By American standards, it's somewhat infuriating. In my mind, if she has done her work 95% correctly, she should get a 95% or an A. But here, the 5% she got wrong might easily bring it down to a 5/20 -- or worse. Once in a while, they can correct mistakes and earn back some points, though never to the point of getting a 20/20, which is virtually unattainable.

Another point to remember is that the grade here, in and of itself, doesn't tell you much. A student could have a 13/20 average....and be the valedictorian. It all has to do with the class average, and whether you fall below or above that. You can imagine how fun it is for French kids to apply to American universities and try to explain their transcripts.

The grading is, at least, somewhat straight-forward in math class (though even here, you can have the right answer but get points off for not showing the work in the perfectly correct format). But in subjective classes, it's doubly frustrating. Recently, Gigi gets a 14.5 for an oral report she thought she had nailed. When she asks the teacher why she received a score lower than the class average, she is told, "I just didn't like it as much as some of the others." [Insert image of me tearing my hear out.]

We have a new tradition when the girls bring home French dictées with bad grades, especially the surprise dictées that they can't prepare for. I look at their papers and almost always burst out laughing. This may not send the right message to the girls, but at least they're not stressed out. It's just that some of these 4/20 exams look like A- or B+ work in the US, and I consider that not-too-shabby for non-French kids, in French class, in France.

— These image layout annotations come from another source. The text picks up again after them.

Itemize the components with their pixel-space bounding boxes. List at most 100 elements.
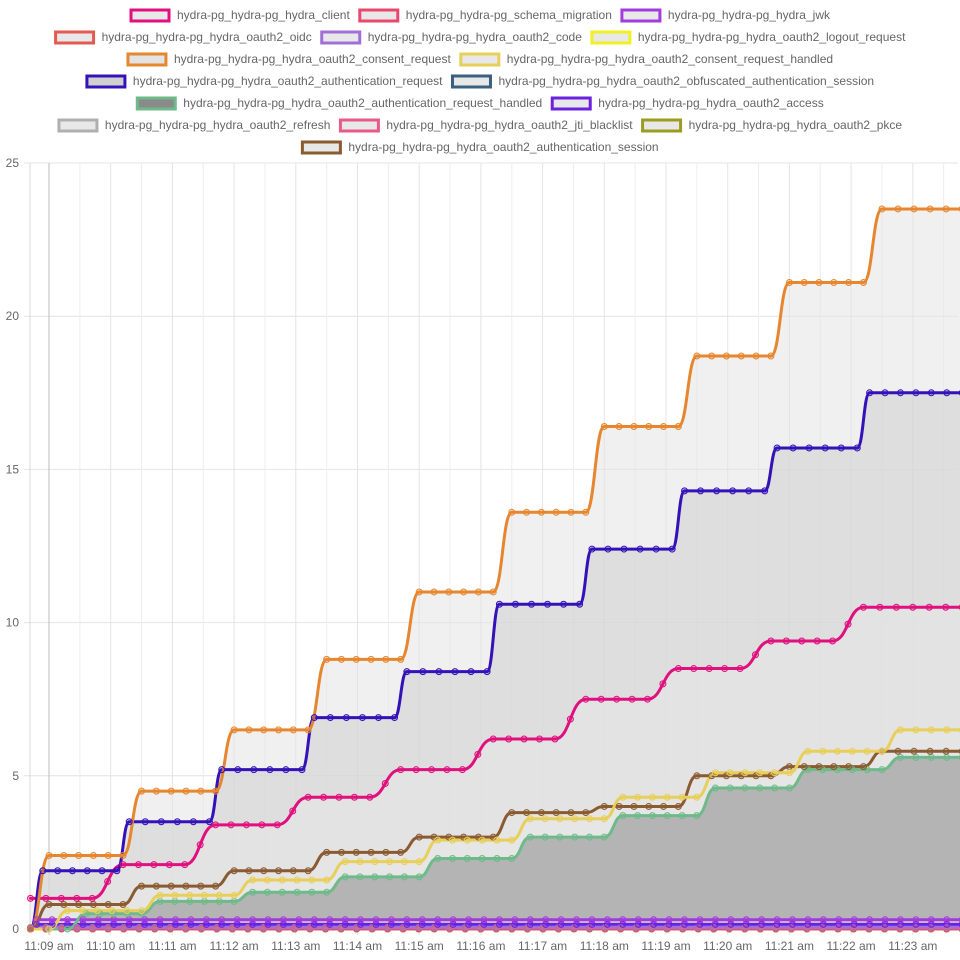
- y-tick-label: 10: [6, 616, 20, 630]
- data-point: [341, 873, 349, 881]
- data-point: [181, 861, 189, 869]
- data-point: [430, 588, 438, 596]
- data-point: [200, 897, 208, 905]
- data-point: [693, 793, 701, 801]
- data-point: [212, 787, 220, 795]
- y-tick-label: 25: [6, 156, 20, 170]
- data-point: [636, 545, 644, 553]
- data-point: [585, 833, 593, 841]
- data-point: [151, 923, 159, 931]
- data-point: [508, 836, 516, 844]
- y-tick-label: 5: [12, 769, 19, 783]
- data-point: [474, 588, 482, 596]
- data-point: [726, 769, 734, 777]
- data-point: [495, 916, 503, 924]
- data-point: [386, 873, 394, 881]
- data-point: [197, 882, 205, 890]
- x-tick-label: 11:16 am: [456, 939, 505, 953]
- data-point: [367, 655, 375, 663]
- data-point: [508, 855, 516, 863]
- data-point: [542, 916, 550, 924]
- data-point: [189, 818, 197, 826]
- data-point: [202, 916, 210, 924]
- data-point: [815, 278, 823, 286]
- legend-label: hydra-pg_hydra-pg_hydra_oauth2_access: [598, 96, 824, 110]
- data-point: [693, 772, 701, 780]
- data-point: [726, 784, 734, 792]
- data-point: [560, 600, 568, 608]
- data-point: [415, 858, 423, 866]
- data-point: [866, 389, 874, 397]
- data-point: [628, 695, 636, 703]
- legend-item: hydra-pg_hydra-pg_hydra_oauth2_pkce: [641, 118, 902, 133]
- data-point: [663, 793, 671, 801]
- data-point: [634, 793, 642, 801]
- y-tick-label: 20: [6, 309, 20, 323]
- data-point: [910, 205, 918, 213]
- data-point: [135, 923, 143, 931]
- data-point: [943, 916, 951, 924]
- data-point: [260, 726, 268, 734]
- data-point: [741, 769, 749, 777]
- data-point: [412, 766, 420, 774]
- data-point: [696, 916, 704, 924]
- data-point: [397, 848, 405, 856]
- data-point: [258, 821, 266, 829]
- data-point: [458, 766, 466, 774]
- data-point: [708, 352, 716, 360]
- legend-swatch: [459, 52, 501, 67]
- data-point: [508, 508, 516, 516]
- data-point: [850, 916, 858, 924]
- data-point: [878, 766, 886, 774]
- legend-label: hydra-pg_hydra-pg_hydra_oauth2_jti_black…: [386, 118, 633, 132]
- data-point: [711, 784, 719, 792]
- data-point: [323, 876, 331, 884]
- data-point: [415, 588, 423, 596]
- data-point: [648, 793, 656, 801]
- data-point: [912, 753, 920, 761]
- legend-label: hydra-pg_hydra-pg_hydra_oauth2_code: [368, 30, 582, 44]
- data-point: [123, 907, 131, 915]
- data-point: [585, 815, 593, 823]
- data-point: [434, 836, 442, 844]
- data-point: [721, 665, 729, 673]
- data-point: [483, 668, 491, 676]
- series-line: [28, 391, 960, 931]
- data-point: [800, 763, 808, 771]
- x-tick-label: 11:10 am: [86, 939, 135, 953]
- y-tick-label: 0: [12, 922, 19, 936]
- legend-swatch: [450, 74, 492, 89]
- data-point: [798, 637, 806, 645]
- data-point: [230, 867, 238, 875]
- data-point: [173, 818, 181, 826]
- data-point: [634, 916, 642, 924]
- data-point: [863, 747, 871, 755]
- data-point: [304, 726, 312, 734]
- data-point: [242, 821, 250, 829]
- data-point: [926, 747, 934, 755]
- data-point: [493, 855, 501, 863]
- data-point: [266, 766, 274, 774]
- data-point: [819, 747, 827, 755]
- data-point: [615, 802, 623, 810]
- data-point: [449, 836, 457, 844]
- data-point: [156, 897, 164, 905]
- x-tick-label: 11:11 am: [148, 939, 196, 953]
- data-point: [110, 916, 118, 924]
- data-point: [942, 205, 950, 213]
- data-point: [150, 861, 158, 869]
- data-point: [249, 876, 257, 884]
- data-point: [663, 812, 671, 820]
- data-point: [293, 888, 301, 896]
- data-point: [33, 916, 41, 924]
- data-point: [104, 923, 112, 931]
- data-point: [705, 665, 713, 673]
- legend-swatch: [320, 30, 362, 45]
- data-point: [785, 769, 793, 777]
- data-point: [167, 882, 175, 890]
- series-area: [30, 757, 960, 929]
- data-point: [896, 916, 904, 924]
- data-point: [789, 444, 797, 452]
- legend-swatch: [641, 118, 683, 133]
- data-point: [650, 916, 658, 924]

Gigi comes home one day in elementary school and informs me very excitedly that the class clown got a 3 on a test. The teacher was so proud of him, she gave him a candy reward. She tells me the whole class was excited for him when the scores were read out, because he normally gets a zero. I know: This introduces a few new concepts. Yes, final scores can get down to zero. No matter how many things he gets right, he gets enough wrong to get down to nothing, and he's not the only one. Grades in the single digits are not at all uncommon.

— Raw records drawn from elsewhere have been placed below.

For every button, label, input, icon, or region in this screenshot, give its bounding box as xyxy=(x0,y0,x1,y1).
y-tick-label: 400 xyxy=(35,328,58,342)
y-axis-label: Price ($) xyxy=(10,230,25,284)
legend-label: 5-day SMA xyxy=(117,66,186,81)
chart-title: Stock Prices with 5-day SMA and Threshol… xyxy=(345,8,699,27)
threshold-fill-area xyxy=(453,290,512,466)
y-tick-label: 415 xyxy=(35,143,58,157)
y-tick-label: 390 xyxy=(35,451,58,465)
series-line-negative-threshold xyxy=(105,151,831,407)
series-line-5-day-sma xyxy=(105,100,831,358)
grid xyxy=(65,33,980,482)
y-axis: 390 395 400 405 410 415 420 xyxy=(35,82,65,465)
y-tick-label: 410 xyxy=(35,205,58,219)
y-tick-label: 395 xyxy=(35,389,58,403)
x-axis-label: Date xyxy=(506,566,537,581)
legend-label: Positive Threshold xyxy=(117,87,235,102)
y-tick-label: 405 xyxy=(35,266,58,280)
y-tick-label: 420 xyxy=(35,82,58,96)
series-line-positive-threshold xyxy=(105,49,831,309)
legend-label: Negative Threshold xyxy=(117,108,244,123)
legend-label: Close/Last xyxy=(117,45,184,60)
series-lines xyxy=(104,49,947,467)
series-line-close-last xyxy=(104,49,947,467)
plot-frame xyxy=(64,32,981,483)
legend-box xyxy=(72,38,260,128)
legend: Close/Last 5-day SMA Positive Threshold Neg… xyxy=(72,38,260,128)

The other thing about this that is very foreign, of course, is the reading out of scores. This would be so taboo in the US, but here it's just par for the course. Most of the time, the children know what the other children have received as grades.

THE CHEESE: Saint Vincent

Made in Touraine, this is clearly a rip-off of a Saint Maure, which is already a rip off of Saint Maure de Touraine. Having said that, if they're going to make the cheese, and they're not allowed to call it one or the other because of AOC and other rules, then I guess it's not, technically, a Saint Maure of any sort. It's a Saint Vincent, an industrial, mass-produced, supermarket raw goat's milk cheese log that beats most American supermarket cheese hands down.

It's hand-rolled in ash (so they claim. Really?!) and has a nice, creamy, thick texture. The taste is mellow -- very mildly goaty with a slight lemony tang.

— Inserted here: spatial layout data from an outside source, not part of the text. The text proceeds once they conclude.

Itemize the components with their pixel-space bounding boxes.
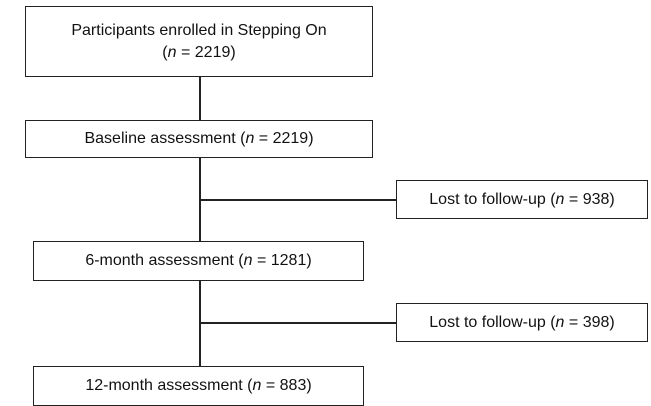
node-baseline: Baseline assessment (n = 2219) (25, 120, 373, 158)
connector-enrolled-baseline (199, 76, 201, 120)
node-enrolled-line1: Participants enrolled in Stepping On (71, 21, 327, 39)
node-enrolled: Participants enrolled in Stepping On (n … (25, 6, 373, 77)
node-6-month-assessment: 6-month assessment (n = 1281) (33, 241, 364, 281)
connector-lost1 (199, 199, 396, 201)
node-12-month-assessment: 12-month assessment (n = 883) (33, 366, 364, 406)
node-lost-to-follow-up-2: Lost to follow-up (n = 398) (396, 303, 648, 342)
node-enrolled-line2: (n = 2219) (162, 43, 236, 61)
flow-diagram: Participants enrolled in Stepping On (n … (25, 6, 648, 406)
node-lost-to-follow-up-1: Lost to follow-up (n = 938) (396, 180, 648, 219)
connector-lost2 (199, 322, 396, 324)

When spoken aloud, the numbers 20 (as in the French system's 20 out of 20) and 100 (as in the American system's 100%) -- "vingt" and "cent" -- are pronounced exactly like the word "Vincent". How do I rate that connection? Maybe 14/20. And how do I rate the cheese itself? I give it a 9/20. And what does this tell you? Absolutely nothing, unless you know the average ratings for the other cheeses and connections.